Per questo non possiamo considerare una mera utopia la lotta e la mobilitazione contro il riarmo e la guerra, la lotta per la pace. Non è una istanza da portare avanti separatamente dalle altre quando se ne dà l’occasione, è una lotta per la vita, per la sopravvivenza del genere umano, da subito. Per questo motivo è necessario saldare le rivendicazioni, le mobilitazioni locali a questo orizzonte generale, globale che può essere di difficile comprensione, che viene totalmente oscurato nella comunicazione mainstream. Ciò è tanto più necessario e possibile in territori come il nostro dove un modello di sviluppo indifferente alla difesa dell’ambiente e della salute umana ha lasciato piaghe difficili da rimarginare e nel quale si fa strada da Colleferro a Cassino l’espansione delle produzioni belliche come unica prospettiva per la conservazione dei posti di lavoro ed il mantenimento di dignitose condizioni di vita per le comunità del territorio.

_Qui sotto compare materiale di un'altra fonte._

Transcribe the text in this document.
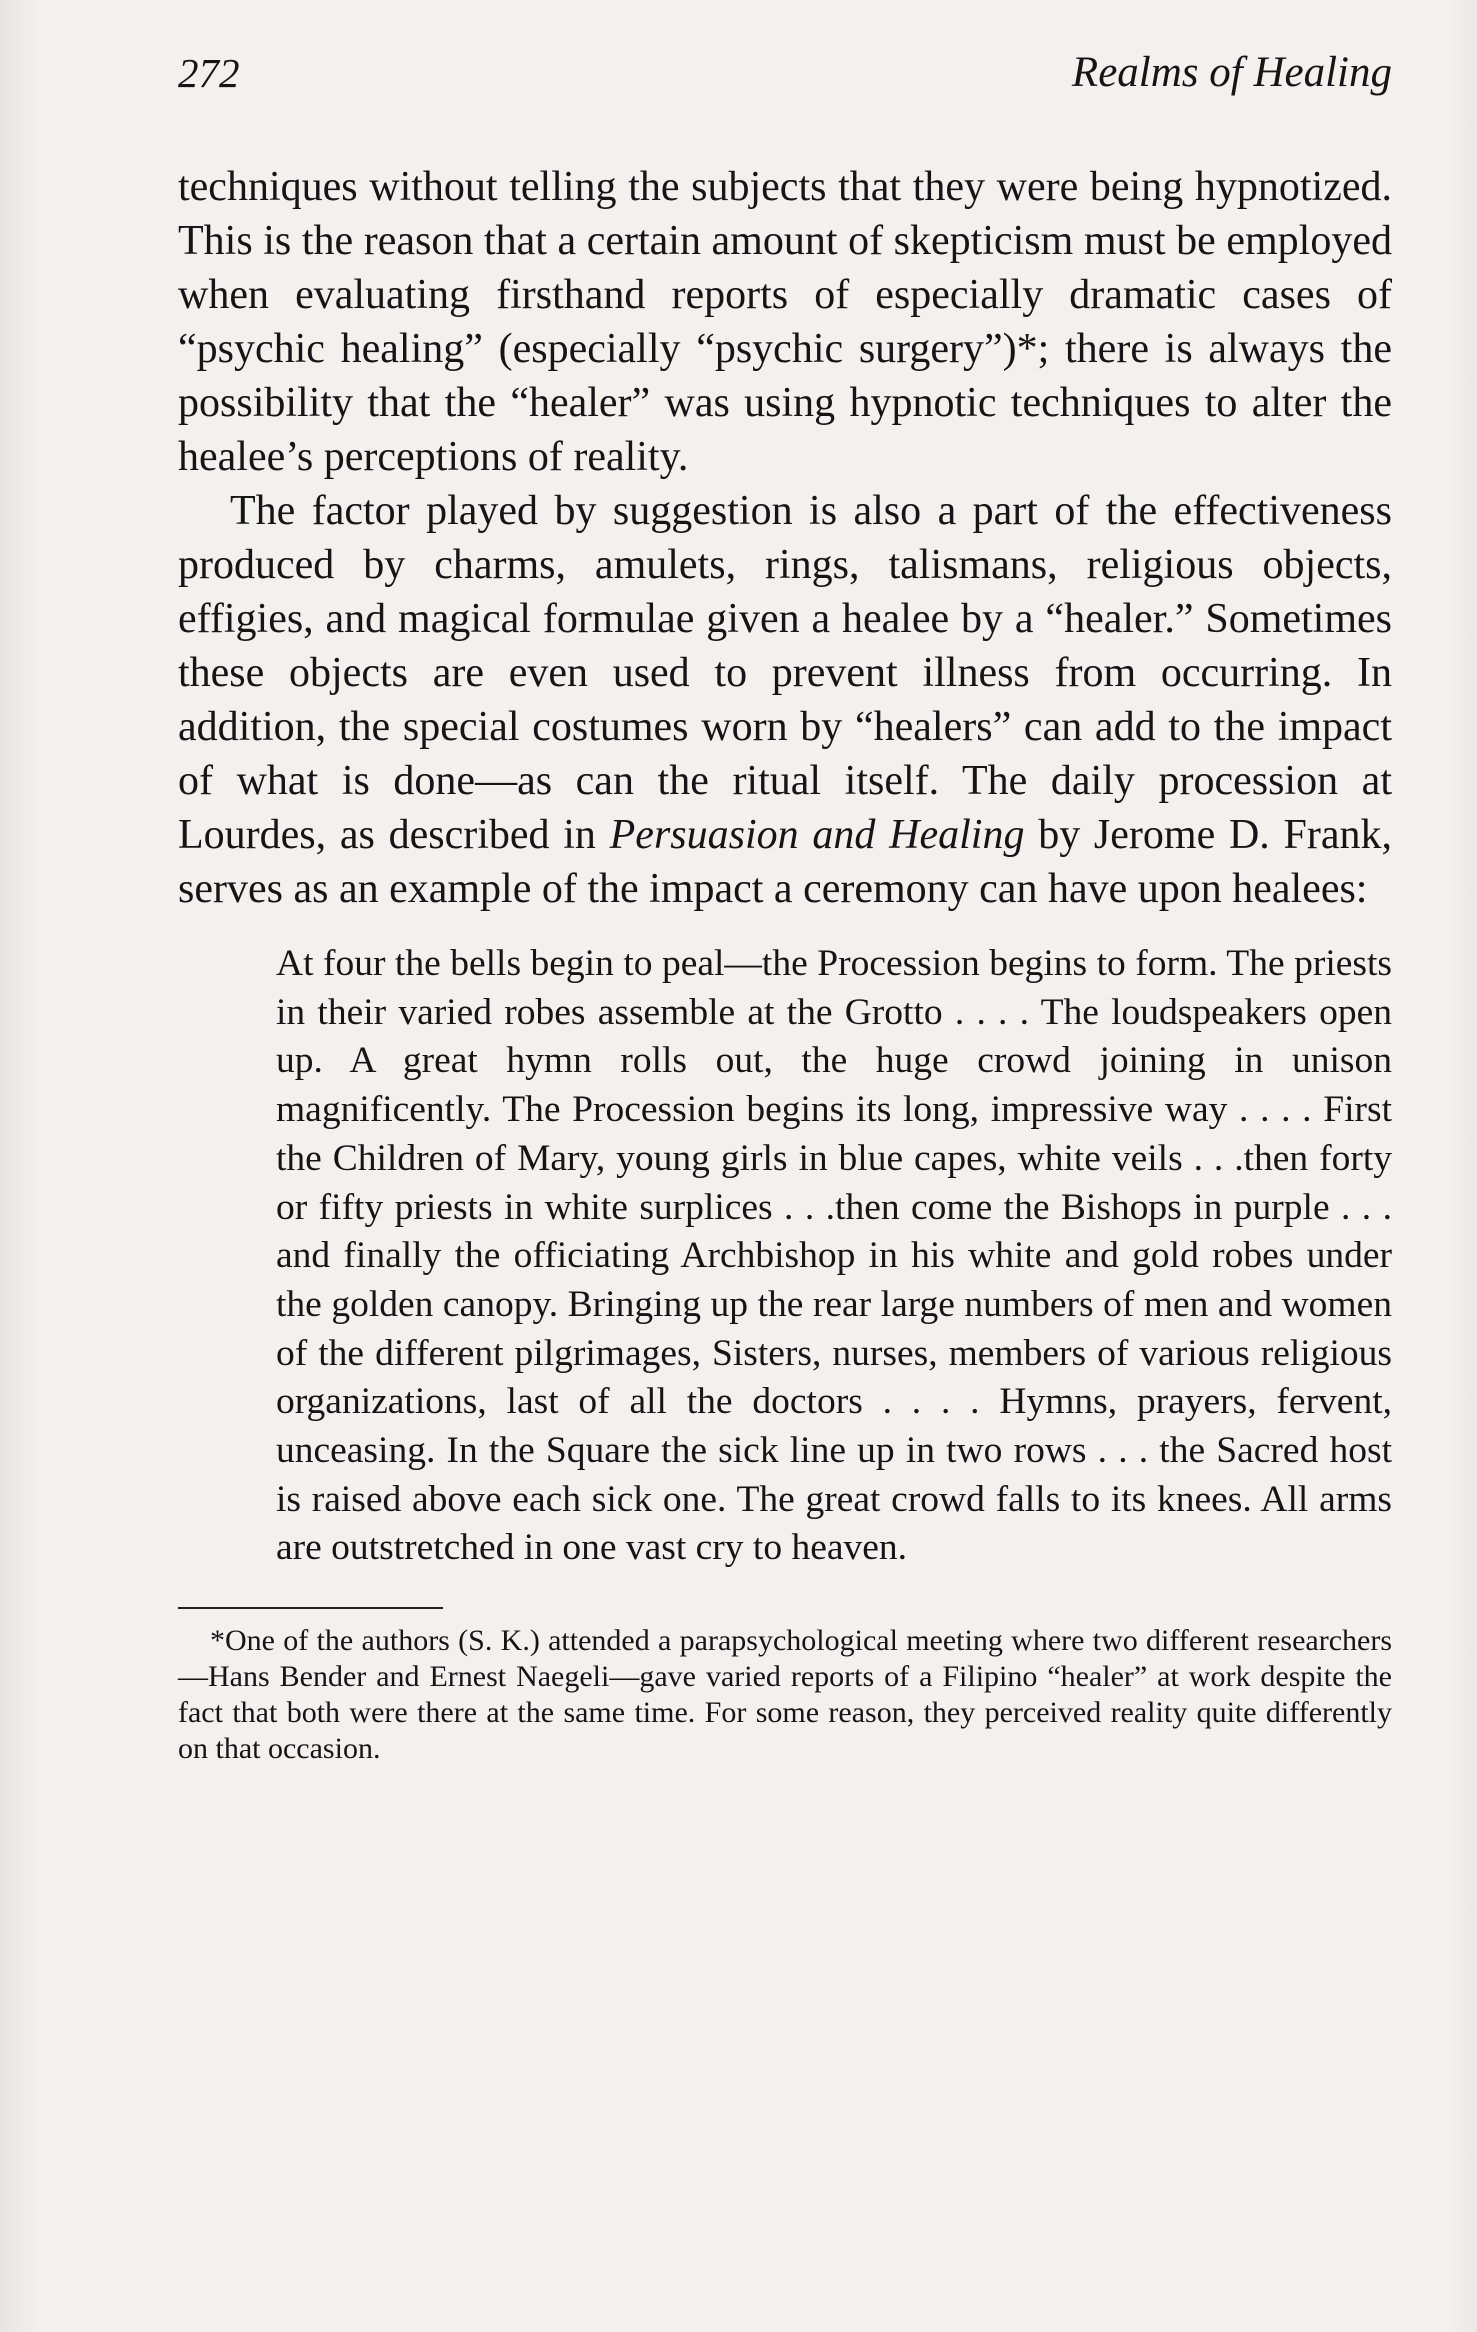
272	Realms of Healing

techniques without telling the subjects that they were being hypnotized. This is the reason that a certain amount of skepticism must be employed when evaluating firsthand reports of especially dramatic cases of “psychic healing” (especially “psychic surgery”)*; there is always the possibility that the “healer” was using hypnotic techniques to alter the healee’s perceptions of reality.

The factor played by suggestion is also a part of the effectiveness produced by charms, amulets, rings, talismans, religious objects, effigies, and magical formulae given a healee by a “healer.” Sometimes these objects are even used to prevent illness from occurring. In addition, the special costumes worn by “healers” can add to the impact of what is done—as can the ritual itself. The daily procession at Lourdes, as described in Persuasion and Healing by Jerome D. Frank, serves as an example of the impact a ceremony can have upon healees:

At four the bells begin to peal—the Procession begins to form. The priests in their varied robes assemble at the Grotto . . . . The loudspeakers open up. A great hymn rolls out, the huge crowd joining in unison magnificently. The Procession begins its long, impressive way . . . . First the Children of Mary, young girls in blue capes, white veils . . .then forty or fifty priests in white surplices . . .then come the Bishops in purple . . . and finally the officiating Archbishop in his white and gold robes under the golden canopy. Bringing up the rear large numbers of men and women of the different pilgrimages, Sisters, nurses, members of various religious organizations, last of all the doctors . . . . Hymns, prayers, fervent, unceasing. In the Square the sick line up in two rows . . . the Sacred host is raised above each sick one. The great crowd falls to its knees. All arms are outstretched in one vast cry to heaven.

*One of the authors (S. K.) attended a parapsychological meeting where two different researchers—Hans Bender and Ernest Naegeli—gave varied reports of a Filipino “healer” at work despite the fact that both were there at the same time. For some reason, they perceived reality quite differently on that occasion.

C’è una urgenza ed una consapevolezza diversa oggi nelle mobilitazioni per la pace come la Perugia-Assisi, si fanno strada tutte le ragioni, da tutti punti di vista possibili  per cui la pace  non è un orizzonte utopico, sia pure un valore irrinunciabile che la storia e gli eventi di oggi ci consegnano; essa è una lotta per la vita di ogni comunità umana che attraversa ogni aspetto e momento delle relazioni, dei rapporti sociali che compongono le società in cui viviamo. Certo essa appare come una lotta di lunga durata, come ogni lotta che abbia una posta in gioco così definitiva e discriminante da ogni punto di vista; eppure, come ci dimostra la crisi climatica, stiamo già pagando ovunque un prezzo tremendo e non possiamo che estendere, rendere pervasiva la nostra lotta, approfondirne e condividerne le ragioni, ma in una corsa contro il tempo, per salvare quante più vite possibili al presente e al futuro , non possiamo far altro che radicalizzarla, laddove la radicalità sta nella parola sciopero che è stata utilizzato in queste ultime settimane, poiché lo sciopero è la volontà di bloccare un corso degli eventi che appare inevitabile ed invincibile, pagandone anche il prezzo, come da sempre succede, ma rifiutandosi di avvallare, sottomettendosi, la corsa verso un futuro che lascerà pochi, pochissimi vincitori.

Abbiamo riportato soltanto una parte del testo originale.